Giunge notizia che Italo Bocchino, il noto parlamentare finiano assurto all’onore delle cronache nazionali in quanto negli ultimi tre o quattro mesi ha di fatto assunto il ruolo di portavoce di Fini e della sua nuova forza politica, avrebbe espresso l’intenzione di querelare il Giornale - nella persona del direttore e di alcuni giornalisti - per il reato volgarmente detto di «stalking».
Si tratta, come è noto, di una nuova figura di illecito penale introdotta nel febbraio del 2009, allo scopo specifico di approntare un rimedio giuridico praticabile in tutti quei casi in cui non potessero applicarsi le norme già esistenti per tutelare soggetti deboli (quali donne, bambini o disabili) da condotte ripetute e di grave molestia non altrimenti punibili.

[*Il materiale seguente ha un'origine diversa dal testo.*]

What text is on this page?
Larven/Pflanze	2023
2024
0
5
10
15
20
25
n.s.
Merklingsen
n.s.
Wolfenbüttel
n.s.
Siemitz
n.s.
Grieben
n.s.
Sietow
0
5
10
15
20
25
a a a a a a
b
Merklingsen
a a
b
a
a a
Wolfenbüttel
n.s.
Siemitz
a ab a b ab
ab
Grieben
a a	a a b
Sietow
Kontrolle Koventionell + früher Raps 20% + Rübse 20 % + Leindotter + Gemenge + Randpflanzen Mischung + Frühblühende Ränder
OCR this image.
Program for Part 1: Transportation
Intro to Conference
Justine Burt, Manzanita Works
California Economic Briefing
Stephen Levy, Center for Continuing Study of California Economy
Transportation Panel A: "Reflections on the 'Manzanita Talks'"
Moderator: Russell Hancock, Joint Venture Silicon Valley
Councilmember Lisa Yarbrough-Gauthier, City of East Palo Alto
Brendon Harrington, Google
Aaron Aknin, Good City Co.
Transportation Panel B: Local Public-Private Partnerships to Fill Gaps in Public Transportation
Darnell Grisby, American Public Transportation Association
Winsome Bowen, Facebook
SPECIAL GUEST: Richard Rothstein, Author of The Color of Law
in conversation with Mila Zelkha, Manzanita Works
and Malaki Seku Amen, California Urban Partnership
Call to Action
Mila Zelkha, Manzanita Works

Il caso tipico e che la cronaca più volte negli ultimi anni ha portato all’attenzione dell’opinione pubblica è quello del fidanzato o del marito che, non rassegnandosi all’abbandono da parte della donna amata, la molesta ripetutamente, la minaccia, la impaurisce nella vana illusione di sanare un rapporto già inevitabilmente consumato: non potendosi utilizzate le figure di reato già esistenti, si pensò bene di vararne una nuova e apposita che appunto punisce con la reclusione da sei mesi a quattro anni «chiunque, con condotte reiterate, minaccia o molesta taluno in modo da cagionare un perdurante e grave stato di ansia o di paura ovvero da ingenerare un fondato timore per l’incolumità propria o di un prossimo congiunto o di persona al medesimo legata da relazione affettiva ovvero da costringere lo stesso ad alterare le proprie abitudini di vita...».
Orbene, l’onorevole Bocchino vuol far intendere che il Giornale, evidentemente attraverso le proprie inchieste e i propri servizi giornalistici che, per forza di cose, in questi ultimi mesi si sono incentrati sulle personalità politiche più in vista del Fli (e fra queste Bocchino), avrebbe commesso il reato sopra descritto.
Ma le cose stanno proprio così? In proposito, avrei molti dubbi anche soltanto a considerare la fattispecie disegnata dalla nuova norma in astratto, a prescindere cioè dalla prova concretamente ottenibile sull’esistenza di questo o di quell’altro elemento.
Non mi pare possibile, infatti, ipotizzare che Bocchino sia stato colto - da politico navigato - da ansia, paura o timore per l’incolumità propria o di persone care, semplicemente per il fatto che il quotidiano abbia effettuato normali, benché fastidiose, inchieste giornalistiche che avevano a che fare con la Rai e i presunti rapporti con familiari di Bocchino o fra questi e esponenti politiche del gentil sesso, come si palesò tempo fa in Parlamento e perciò pubblicamente.
Certo, inchieste del genere possono dare e di fatto danno molto fastidio a chi ne sia il protagonista, ma resta vero che non esiste alcun presupposto giuridico che possa giustificare una querela a carico dei giornalisti per questa ragione.
Infatti, Bocchino dovrebbe considerare come lui non sia una qualunque badante che, dopo aver mollato il «moroso», debba temerne le reazioni inconsulte e tendenzialmente aggressive e pericolose; non sia la moglie tradita e inviperita che debba resistere ai tentativi del marito di reagire alla scoperta della propria tresca; non sia, del resto, neppure uno qualunque.
Egli invece è un politico molto in vista, è un uomo pubblico, è uno dei delfini di Fini vale a dire di colui che, da presidente della Camera, ha inaugurato uno stile a dir poco fantasioso che gli ha permesso di fondare un nuovo partito politico, pur restando al suo posto.
Egli, insomma, non incarna, né mai lo potrà, il tipo umano che quella norma è destinata a proteggere né giuridicamente né socialmente.